# Beginner question...need help with logo / watermark.



## sarahburge (Mar 12, 2010)

I am just getting my photography business off the ground. And I was wondering if I should have my logo printed on my photos? Or is it just a personal preference thing? I don't want my clients to take them to Wal-mart or Walgreens and copy them. But I don't want to distract from the image either. Also, if I have proofs printed in a portfolio (I was thinking about using Mpix), should I watermark those? All of these minor details are quite overwhelming! Any help would be appreciated!


----------



## Big Mike (Mar 12, 2010)

Welcome to the forum.

There really isn't a right or wrong here, you just have to find what works for you and what is comfortable.  This is a common concern though, so you should be able to dig up some previous conversation about it.

I think the first issue is ignorance.  Most people (public) are ignorant of copyright laws/rules.  They figure that there is nothing wrong with scanning/copying anything they get their hands on.  Of course, unless you give them permission/rights to make copies of the photos you create, it would be illegal for them to make copies.  But if they don't know that, it's hard to enforce.

Luckily, places like Wal-mart & Walgreens have been sued before, so they usually tell their front line employees not to scan photos that look professional etc.  Of course, you can't always count on employees who make close to minimum wage.  

So yes, putting a watermark on the images is one way to prevent illegal copying.  It does detract from the image, but that's just how it goes.  Some photographers use small, out of the way watermarks, but some people will just crop that off.  

Another method is to mark the back of the photo.  Some Pro photo papers already have this.  My lab uses Kodak Professional paper and it has copyright messages and 'Do not Copy' already written on the back.  You could get a stamp or stickers and add the same, or just use a marker etc.  It won't stop people who are determined to do it, but it does let them know about it...which should prevent honest people from doing it unknowingly.  

Proof books etc. are yet another option.  Having the images printed up into a magazine type book, with relatively small images, would let people see them, and it would be harder to scan & steal.  

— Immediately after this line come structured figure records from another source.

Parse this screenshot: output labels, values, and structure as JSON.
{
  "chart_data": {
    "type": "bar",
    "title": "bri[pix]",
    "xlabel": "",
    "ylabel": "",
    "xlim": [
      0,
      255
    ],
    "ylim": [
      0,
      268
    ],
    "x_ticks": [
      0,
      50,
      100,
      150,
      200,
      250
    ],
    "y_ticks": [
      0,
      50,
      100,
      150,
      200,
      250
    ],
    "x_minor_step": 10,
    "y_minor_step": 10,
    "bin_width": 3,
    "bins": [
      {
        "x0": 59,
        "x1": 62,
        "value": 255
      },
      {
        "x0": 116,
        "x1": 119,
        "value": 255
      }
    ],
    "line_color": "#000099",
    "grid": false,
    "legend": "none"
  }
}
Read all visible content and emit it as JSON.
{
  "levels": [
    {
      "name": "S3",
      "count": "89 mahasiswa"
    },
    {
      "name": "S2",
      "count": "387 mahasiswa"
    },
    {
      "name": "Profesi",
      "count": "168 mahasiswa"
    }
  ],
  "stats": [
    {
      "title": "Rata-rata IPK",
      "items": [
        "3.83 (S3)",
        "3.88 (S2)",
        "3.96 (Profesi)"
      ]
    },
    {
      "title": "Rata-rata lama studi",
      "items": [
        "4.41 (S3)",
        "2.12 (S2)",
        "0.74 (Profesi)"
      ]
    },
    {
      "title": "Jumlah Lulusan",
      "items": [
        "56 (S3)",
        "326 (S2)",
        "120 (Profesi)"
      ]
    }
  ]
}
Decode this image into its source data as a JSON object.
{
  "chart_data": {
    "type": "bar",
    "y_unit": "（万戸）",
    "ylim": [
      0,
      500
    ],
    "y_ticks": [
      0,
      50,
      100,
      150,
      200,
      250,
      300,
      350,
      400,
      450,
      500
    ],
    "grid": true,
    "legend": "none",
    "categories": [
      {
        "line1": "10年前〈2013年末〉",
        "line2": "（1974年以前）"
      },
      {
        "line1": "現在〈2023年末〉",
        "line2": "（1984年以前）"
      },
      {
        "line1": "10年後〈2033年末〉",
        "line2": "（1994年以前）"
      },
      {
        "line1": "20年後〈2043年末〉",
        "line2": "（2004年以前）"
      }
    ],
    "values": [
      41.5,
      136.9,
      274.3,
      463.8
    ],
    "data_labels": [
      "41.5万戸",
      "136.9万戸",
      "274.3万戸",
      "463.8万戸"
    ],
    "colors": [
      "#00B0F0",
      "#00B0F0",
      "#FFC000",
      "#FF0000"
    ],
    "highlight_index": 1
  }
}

Some photographers give small resolution files as proofs.  On one hand, this makes sense because most people are very digital these days.  One problem is that people might not know the difference between high & low resolution and they may try to print the images anyway...and then they look bad, it reflects poorly on you, probably without you even knowing about it.  
That's why it's my philosophy that if I'm going to give a client digital files...they will have to pay for them and they will be high resolution, print ready files.  

Another method (what I do) is to use on-line proofing & ordering.  I have an application (Photocart) on my website.  I create a gallery for the clients where they can view & order the images.  They are somewhat protected but anything that appears on a screen can be captured.  I could also add a watermark, but what I do is just keep the images relatively small.  There is a big difference between the resolution needed for screen, and what is needed for good quality prints.  So even if they did steal the images from my site with a screen capture, they files wouldn't be much good for making prints.


----------



## burstintoflame81 (Mar 12, 2010)

You can also just put a big transparent "PROOF" across the image. Turn the opacity down really low, so it doesn't make the picture unable to be seen, but also makes it not nice looking if you were to copy it and hang it on the wall. This same technique works well if you use am overlay pattern running at a 45 degree across the picture. You can then adjust the size you feel looks least intrusive. Then you can create a mask and paint black over the people in the picture, so that your client can see the quality but everything in the background etc. has a very light "Proof" or "© Joe Schmo" over it. So they can't print it for any significant use because it would look terrible, not to mention tacky.

Personally I just like the good old fashioned "PROOF" across the dead center of pic. It looks more professional I think.


----------



## burstintoflame81 (Mar 12, 2010)

whoops, I don't think I addressed images that you actually sell not just proods. There really isn't much you can do about people breaking the law unless you catch them. I would just make it very clear up front. Maybe make them sign an acknowledgement about the copyrights of the images. The more times you tell them and make sure they are aware of copyright laws, the easier it becomes for you to sue them later on should need be. Make sure they know that even copying images for some relatives and not actually SELLING them is still breaking the law. Most people think that unless they sell something they can do as they please with it.


----------



## KmH (Mar 12, 2010)

I would add..... it depends on your logo.

I find more and more new photographers are calling a copyright statement, their logo. They are not the same thing.

I further believe that having a logo is dependent on the type of photography one does.

I can recommend Mpix (important information: Mpix.com - Help) and agree proofs need to be watermarked as such or have a copyright statement or logo on the image.

Mpix will backprint their larger images.

Edit - Oh, Mpix is taking 15% off all prints till tomorrow I think. Use the checout code: allprints15


----------



## sarahburge (Mar 13, 2010)

Thanks for all the information! Now I know why my husband like forums so much.  I think I have decided to use Smug Mug for proofs until I can get my website set up. Then I will probably go with the Photocart software. This seems like the most professional way to do it and probably best for long term.


----------



## KmH (Mar 13, 2010)

sarahburge said:


> Thanks for all the information! Now I know why my husband like forums so much.  I think I have decided to use Smug Mug for proofs until I can get my website set up. Then I will probably go with the Photocart software. This seems like the most professional way to do it and probably best for long term.


If you are doing retail photography proofing online, rather than in person, will limit your sales.


----------



## sarahburge (Mar 15, 2010)

I am going to focus on protraits right now. I would really like to avoid the hassle of printing out proofs. The only thing I'm concerned with is that the pictures might look a bit different on their monitor than mine. I guess most people would not even notice minor things like this though! Also, I was viewing my smug mug albums at my in-laws house and they have really slow internet connection. The photos were loading incredibly slow! I guess it is just what you get used to. So if my clients are used to slow internet, this might not be an issue. ??


----------



## KmH (Mar 15, 2010)

Compared to text photography files are just enormous. If a client isn't used to waiting for images to load, they may not wait.

Web site images are usually optimized to load as quickly as possible. Do you know how to optimize images for online viewing?

I shudder when I think about clients looking at my images on an uncalibrated monitor. But, that's me.


----------



## sarahburge (Mar 16, 2010)

I make the files smaller but probably not small enough. I wanted them to be able to veiw them at a decent size without degrading the image quality. Sizing is one thing I really need to study & practice. I am working on my blog and website this week. So hopefully this will give me lots of practice!


----------